On parle ici d’un acte à la fois intrusif et très anodin. Faire un bisou, pour nous, adulte, c’est se dire bonjour (bien que la bise soit réservée aux femmes et aux enfants…nous y reviendrons dans un autre article). Mais pour un enfant, cet acte social peut être vécu comme une violence, puisqu’on le lui impose. On ne respecte ses limites. À cela s’ajoute la culpabilisation de blesser un-e adulte en refusant de lui faire plaisir.

Le souci, c’est qu’en faisant cela on apprend à l’enfant à ressentir de la culpabilité lorsqu’il répond négativement aux désirs d’un-e adulte. On demande aux enfants de faire un bisou à n’importe qui famille ou ami-es, qu’iels soient proches de l’enfant ou non. Et l’enfant doit faire plaisir à toutes ces personnes en leur faisant un bisou, sinon il les blessera. Dans ces conditions, comment l’enfant peut-il identifier quand un-e adulte lui veut du mal ou quand l’adulte outrepasse les limites ?

 

Cette injonction ne s’arrête pas avec l’âge, puisque même lorsque l’enfant est capable de communiquer, d’exprimer un « non » ou un « oui », une opinion, etc., on lui somme encore d’aller embrasser sa grand-mère, son oncle ou qui sais-je pour lui dire bonjour, et s’il n’a pas envie, on lui dit de faire un effort.
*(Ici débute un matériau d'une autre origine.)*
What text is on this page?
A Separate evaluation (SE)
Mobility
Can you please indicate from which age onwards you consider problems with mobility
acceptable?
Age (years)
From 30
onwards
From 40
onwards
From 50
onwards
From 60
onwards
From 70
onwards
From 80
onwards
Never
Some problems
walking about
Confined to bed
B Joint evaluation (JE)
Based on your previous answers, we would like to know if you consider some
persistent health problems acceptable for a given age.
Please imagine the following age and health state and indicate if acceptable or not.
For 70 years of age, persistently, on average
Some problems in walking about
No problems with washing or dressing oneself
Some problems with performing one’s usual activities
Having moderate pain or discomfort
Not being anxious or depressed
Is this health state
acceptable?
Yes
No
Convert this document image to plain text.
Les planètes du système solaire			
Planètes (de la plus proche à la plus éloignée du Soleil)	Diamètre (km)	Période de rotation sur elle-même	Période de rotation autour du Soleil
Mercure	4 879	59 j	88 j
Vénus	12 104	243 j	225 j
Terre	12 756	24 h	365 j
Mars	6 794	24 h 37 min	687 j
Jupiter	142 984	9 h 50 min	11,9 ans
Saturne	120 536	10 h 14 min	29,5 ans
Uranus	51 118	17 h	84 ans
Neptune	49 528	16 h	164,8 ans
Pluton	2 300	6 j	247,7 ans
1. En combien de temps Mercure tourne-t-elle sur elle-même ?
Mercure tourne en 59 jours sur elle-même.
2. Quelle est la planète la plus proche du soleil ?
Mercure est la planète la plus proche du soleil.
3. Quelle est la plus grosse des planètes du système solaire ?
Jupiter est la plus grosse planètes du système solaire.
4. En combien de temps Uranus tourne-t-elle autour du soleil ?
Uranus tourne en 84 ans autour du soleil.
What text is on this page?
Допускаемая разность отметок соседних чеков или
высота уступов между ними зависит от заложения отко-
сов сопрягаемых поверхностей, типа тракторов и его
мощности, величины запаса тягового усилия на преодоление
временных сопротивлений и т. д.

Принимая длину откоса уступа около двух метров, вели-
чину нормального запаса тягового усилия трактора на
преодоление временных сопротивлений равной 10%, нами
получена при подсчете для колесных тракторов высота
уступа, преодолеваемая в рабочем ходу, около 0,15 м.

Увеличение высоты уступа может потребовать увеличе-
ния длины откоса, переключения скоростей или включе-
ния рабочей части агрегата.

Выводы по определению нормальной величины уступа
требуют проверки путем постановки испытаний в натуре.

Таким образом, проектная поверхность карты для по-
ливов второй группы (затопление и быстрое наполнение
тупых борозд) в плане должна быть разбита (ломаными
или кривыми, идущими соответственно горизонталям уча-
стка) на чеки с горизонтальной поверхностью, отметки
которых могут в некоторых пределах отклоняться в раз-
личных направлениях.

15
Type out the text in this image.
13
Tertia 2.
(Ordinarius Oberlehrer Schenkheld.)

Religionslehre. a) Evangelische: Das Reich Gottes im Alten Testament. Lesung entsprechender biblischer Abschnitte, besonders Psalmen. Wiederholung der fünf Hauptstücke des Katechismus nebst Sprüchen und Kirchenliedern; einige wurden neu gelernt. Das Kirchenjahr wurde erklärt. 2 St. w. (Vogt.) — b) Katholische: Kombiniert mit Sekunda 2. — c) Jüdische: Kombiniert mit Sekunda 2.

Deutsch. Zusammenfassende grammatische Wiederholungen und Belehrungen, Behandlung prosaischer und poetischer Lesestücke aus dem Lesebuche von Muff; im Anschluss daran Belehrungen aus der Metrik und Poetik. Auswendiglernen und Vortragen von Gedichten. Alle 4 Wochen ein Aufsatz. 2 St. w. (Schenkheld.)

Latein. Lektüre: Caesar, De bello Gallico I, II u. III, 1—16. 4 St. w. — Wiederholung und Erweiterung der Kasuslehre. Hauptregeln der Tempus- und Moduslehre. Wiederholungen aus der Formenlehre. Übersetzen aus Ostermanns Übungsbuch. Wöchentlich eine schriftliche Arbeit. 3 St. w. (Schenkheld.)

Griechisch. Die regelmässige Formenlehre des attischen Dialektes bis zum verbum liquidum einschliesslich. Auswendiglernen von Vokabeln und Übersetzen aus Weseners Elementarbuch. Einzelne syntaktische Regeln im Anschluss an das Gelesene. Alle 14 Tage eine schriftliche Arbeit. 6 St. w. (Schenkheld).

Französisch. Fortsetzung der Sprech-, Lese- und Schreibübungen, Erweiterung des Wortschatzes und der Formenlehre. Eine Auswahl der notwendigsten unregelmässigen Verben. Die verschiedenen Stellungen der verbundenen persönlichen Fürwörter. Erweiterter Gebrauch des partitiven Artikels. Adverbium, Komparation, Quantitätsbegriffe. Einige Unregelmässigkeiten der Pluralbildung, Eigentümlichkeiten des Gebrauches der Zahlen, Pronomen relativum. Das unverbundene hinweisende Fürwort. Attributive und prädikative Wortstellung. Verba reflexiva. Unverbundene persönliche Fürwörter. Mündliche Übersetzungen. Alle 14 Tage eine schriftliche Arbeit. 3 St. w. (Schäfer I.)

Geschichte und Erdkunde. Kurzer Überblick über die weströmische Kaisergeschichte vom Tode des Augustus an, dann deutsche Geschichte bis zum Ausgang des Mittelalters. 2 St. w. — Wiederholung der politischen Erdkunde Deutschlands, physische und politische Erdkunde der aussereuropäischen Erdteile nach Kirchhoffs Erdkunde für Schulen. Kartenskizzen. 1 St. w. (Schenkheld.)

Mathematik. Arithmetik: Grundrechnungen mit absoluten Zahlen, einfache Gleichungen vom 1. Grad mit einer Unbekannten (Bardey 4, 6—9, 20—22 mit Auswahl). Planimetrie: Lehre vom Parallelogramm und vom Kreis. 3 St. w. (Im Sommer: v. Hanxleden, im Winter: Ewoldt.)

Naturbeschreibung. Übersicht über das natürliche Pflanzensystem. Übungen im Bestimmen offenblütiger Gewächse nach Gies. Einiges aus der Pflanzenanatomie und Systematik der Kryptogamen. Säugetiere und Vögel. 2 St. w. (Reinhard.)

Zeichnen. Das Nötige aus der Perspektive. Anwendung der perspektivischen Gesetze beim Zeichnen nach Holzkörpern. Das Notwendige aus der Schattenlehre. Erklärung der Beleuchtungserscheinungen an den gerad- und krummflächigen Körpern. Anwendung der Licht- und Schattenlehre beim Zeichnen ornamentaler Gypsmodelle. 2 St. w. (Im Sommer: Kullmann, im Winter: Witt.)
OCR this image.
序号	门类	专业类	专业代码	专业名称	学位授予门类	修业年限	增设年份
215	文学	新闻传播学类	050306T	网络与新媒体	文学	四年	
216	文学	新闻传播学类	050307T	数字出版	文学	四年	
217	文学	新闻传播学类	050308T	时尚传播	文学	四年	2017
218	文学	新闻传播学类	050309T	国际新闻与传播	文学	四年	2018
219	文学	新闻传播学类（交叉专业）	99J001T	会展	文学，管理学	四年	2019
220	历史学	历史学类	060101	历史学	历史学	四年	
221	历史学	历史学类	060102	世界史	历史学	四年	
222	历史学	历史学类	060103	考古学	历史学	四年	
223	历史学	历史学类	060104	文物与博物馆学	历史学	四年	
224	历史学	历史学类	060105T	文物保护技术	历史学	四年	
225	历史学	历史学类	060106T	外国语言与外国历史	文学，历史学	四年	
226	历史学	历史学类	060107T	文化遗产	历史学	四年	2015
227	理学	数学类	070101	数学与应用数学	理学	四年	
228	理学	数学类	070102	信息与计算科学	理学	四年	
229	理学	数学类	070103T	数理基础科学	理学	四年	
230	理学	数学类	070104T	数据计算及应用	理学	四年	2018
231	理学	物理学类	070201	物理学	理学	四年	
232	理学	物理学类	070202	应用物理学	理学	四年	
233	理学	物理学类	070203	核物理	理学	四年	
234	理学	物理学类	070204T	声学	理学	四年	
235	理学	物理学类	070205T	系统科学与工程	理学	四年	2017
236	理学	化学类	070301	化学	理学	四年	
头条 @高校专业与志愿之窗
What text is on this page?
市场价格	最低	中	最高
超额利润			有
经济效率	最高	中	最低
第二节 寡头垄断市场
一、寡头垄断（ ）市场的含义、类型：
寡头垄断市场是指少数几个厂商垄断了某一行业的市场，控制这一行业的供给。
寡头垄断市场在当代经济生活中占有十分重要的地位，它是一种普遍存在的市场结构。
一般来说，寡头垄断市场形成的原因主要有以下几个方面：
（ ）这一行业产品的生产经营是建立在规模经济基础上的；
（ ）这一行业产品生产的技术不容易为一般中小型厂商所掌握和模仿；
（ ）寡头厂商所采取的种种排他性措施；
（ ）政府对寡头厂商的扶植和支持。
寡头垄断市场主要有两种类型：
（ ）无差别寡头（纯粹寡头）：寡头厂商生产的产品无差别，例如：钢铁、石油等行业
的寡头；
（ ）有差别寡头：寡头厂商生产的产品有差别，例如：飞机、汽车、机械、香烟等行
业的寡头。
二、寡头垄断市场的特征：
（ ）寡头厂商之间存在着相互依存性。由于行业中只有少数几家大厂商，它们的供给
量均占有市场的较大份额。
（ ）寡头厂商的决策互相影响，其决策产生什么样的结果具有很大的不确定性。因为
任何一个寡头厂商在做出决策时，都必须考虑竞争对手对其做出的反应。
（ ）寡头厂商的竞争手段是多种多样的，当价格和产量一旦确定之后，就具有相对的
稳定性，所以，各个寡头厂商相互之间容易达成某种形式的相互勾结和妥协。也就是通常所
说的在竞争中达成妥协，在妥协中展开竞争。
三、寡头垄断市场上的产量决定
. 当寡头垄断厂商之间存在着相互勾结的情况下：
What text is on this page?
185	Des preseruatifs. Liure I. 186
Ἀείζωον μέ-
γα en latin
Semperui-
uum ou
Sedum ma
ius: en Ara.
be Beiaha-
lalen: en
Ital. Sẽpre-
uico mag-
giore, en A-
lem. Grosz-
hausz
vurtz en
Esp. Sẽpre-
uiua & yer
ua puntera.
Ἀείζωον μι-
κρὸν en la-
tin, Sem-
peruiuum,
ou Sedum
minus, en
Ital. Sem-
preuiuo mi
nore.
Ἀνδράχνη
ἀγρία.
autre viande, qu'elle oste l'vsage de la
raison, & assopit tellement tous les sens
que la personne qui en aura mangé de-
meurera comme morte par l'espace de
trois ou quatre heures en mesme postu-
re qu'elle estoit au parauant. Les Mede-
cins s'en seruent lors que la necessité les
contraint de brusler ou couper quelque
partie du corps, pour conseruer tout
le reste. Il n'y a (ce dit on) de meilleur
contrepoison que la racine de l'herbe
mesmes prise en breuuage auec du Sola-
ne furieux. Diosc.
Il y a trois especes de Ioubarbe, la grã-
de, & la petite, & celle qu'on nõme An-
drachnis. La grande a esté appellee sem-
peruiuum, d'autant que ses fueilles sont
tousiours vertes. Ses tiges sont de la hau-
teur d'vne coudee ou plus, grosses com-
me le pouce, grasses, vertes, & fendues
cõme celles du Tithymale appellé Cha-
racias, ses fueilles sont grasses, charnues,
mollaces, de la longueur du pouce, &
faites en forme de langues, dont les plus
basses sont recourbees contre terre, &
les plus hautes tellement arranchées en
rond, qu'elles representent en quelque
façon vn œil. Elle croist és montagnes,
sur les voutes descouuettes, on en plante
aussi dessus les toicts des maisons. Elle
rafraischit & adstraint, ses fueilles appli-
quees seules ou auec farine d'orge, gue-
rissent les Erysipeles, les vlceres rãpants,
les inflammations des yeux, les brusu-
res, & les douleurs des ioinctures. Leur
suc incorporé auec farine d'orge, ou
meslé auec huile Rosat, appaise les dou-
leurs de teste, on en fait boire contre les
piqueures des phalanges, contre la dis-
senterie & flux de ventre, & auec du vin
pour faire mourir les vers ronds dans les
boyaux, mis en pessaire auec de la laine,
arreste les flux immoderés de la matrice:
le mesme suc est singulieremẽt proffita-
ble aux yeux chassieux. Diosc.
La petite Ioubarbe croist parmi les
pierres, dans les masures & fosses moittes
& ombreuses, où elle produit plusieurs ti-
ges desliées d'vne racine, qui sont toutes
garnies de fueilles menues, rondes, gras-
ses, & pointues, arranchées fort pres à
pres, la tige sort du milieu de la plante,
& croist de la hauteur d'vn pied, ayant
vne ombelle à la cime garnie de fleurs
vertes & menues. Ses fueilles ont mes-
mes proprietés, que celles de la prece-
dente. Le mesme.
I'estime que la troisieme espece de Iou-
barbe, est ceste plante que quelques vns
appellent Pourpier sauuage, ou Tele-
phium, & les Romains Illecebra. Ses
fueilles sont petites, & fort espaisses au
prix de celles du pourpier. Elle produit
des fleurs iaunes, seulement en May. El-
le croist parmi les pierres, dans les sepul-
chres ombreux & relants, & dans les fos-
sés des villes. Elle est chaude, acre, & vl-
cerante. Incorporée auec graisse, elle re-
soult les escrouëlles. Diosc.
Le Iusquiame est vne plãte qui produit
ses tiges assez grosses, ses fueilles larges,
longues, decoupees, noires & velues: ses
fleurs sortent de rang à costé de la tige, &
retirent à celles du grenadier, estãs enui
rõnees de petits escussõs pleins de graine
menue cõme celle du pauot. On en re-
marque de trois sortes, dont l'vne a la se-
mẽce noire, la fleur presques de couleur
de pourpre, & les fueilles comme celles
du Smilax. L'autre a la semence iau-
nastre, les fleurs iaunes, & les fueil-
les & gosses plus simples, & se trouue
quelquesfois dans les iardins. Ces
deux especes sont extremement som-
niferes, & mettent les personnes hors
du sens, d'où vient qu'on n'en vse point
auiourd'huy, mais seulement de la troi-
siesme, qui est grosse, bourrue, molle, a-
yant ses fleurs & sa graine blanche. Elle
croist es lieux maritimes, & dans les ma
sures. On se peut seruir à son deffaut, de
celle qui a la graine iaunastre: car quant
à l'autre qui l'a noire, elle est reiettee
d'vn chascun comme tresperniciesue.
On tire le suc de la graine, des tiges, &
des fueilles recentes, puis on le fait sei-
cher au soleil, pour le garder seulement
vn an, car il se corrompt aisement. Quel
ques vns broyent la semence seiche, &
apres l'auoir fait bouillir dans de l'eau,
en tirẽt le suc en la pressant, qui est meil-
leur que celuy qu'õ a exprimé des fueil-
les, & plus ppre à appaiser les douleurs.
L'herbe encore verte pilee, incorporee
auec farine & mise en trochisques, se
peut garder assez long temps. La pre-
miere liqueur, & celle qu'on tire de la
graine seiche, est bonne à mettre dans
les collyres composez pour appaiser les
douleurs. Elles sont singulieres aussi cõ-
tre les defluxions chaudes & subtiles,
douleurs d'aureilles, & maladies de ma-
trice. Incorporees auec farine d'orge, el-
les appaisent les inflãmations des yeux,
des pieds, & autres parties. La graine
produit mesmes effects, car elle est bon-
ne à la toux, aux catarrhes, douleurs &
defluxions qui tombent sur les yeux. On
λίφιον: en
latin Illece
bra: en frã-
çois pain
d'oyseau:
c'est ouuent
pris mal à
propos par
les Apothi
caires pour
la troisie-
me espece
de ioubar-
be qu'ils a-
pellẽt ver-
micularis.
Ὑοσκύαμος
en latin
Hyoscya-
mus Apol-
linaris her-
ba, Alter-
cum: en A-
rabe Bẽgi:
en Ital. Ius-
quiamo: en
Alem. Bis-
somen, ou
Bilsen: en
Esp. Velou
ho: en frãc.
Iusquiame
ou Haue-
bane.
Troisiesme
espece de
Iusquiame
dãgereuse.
Le message est donc « force-toi pour faire plaisir à l’autre ». Ici encore, on est sur un message dangereux qui pourrait contribuer à la culpabilisation de l’enfant abusé par un adulte.

Une fois l’enfance passée, le message est bien intégré et s’ajoute à un tas d’autres injonctions. Je pense que cette injonction au bisou n’est pas sans conséquence sur nos vies d’adultes et sur la culpabilité que l’on peut ressentir face à nos proches lorsqu’on leur refuse quelque chose.

 

 

Je pense que l’on peut tous et toutes faire quelque chose pour rendre notre environnement plus sécuritaire, pour nous protéger les un-es les autres. Et si on commençait avec les enfants ? Si on les aidait à ne pas reproduire nos propres erreurs ?

Cela peut être très simple : si vous êtes parent, ne forcez plus vos enfants à « faire un bisou », laissez-le/la estimez lui/elle-même ce qu’iel veut faire ou non sur ce sujet. C’est son corps, son espace. Cela ne veut pas dire être impoli ! Remplacez le bisou par un bonjour, c’est de la politesse élémentaire et ça ne demande aucun contact physique.

Si vous êtes un-e ami-e, un-e proche et que le parent insiste, dite-lui que non, ce n’est pas grave s’iel ne veut pas faire de bisous. Refusez de participer à cela gentiment en expliquant pourquoi.

Vous pouvez même demander à l’enfant s’il veut faire un bisou et le rassurer en lui disant qu’iel n’est pas obligé-e et que vous n’en êtes pas blessé-e.

Et si, vous-même, vous vous forcez encore à faire des bisous, il n’est pas trop tard pour changer ça.